The supported noise types of this codebase are "diagonal", "additive", "scalar", and "general". The following is a simple summary of each type:

- "diagonal": The diffusion function is an elementwise function, with the output being the same dimension as the state (both $d$-dimensional). There are $d$ independent Brownian motions, each responsible for the noise of only a single state dimension.
- "additive": The diffusion function is a constant w.r.t. the state, i.e. the derivative of the diffusion function w.r.t. the state is 0. The output of the diffusion function is of size $(d, m)$, and the system has $m$ independent Brownian motions. The integral involving the Brownian motion can be loosely interpreted as integrating a sequence of matrix-vector products.
- "scalar": The diffusion function has output shape $(d, 1)$, and a single Brownian motion is shared across all state dimensions.
- "general": The diffusion function has output shape $(d, m)$, and the system has $m$ independent Brownian motions.

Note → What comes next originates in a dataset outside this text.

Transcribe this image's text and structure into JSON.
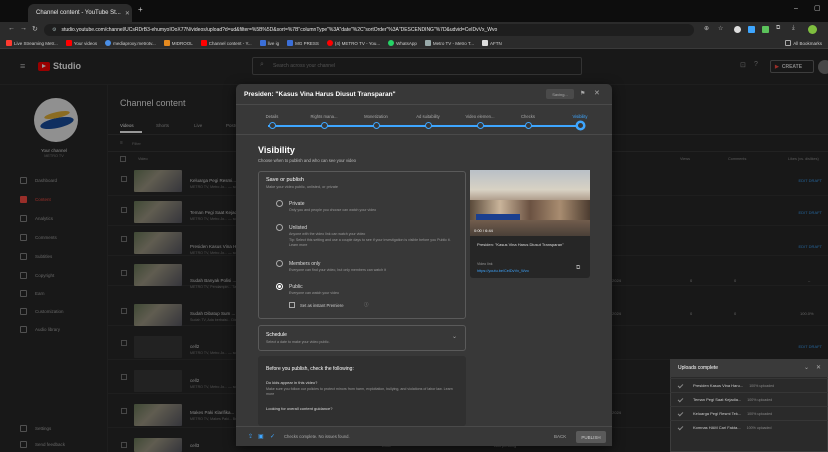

It is tempting to use the noise type configuration "general" for all problems. However, since there's little known structure for these SDEs, high-order solvers are not possible, and the current codebase only supports the `euler`

method. All three methods (`euler`

, `milstein`

, and `srk`

) are supported for all remaining noise types.

Lastly, for modeling problems, our limited experience have found "diagonal" to be a good setting, where flexibility of models and tractability of numerical integration is rather well-balanced.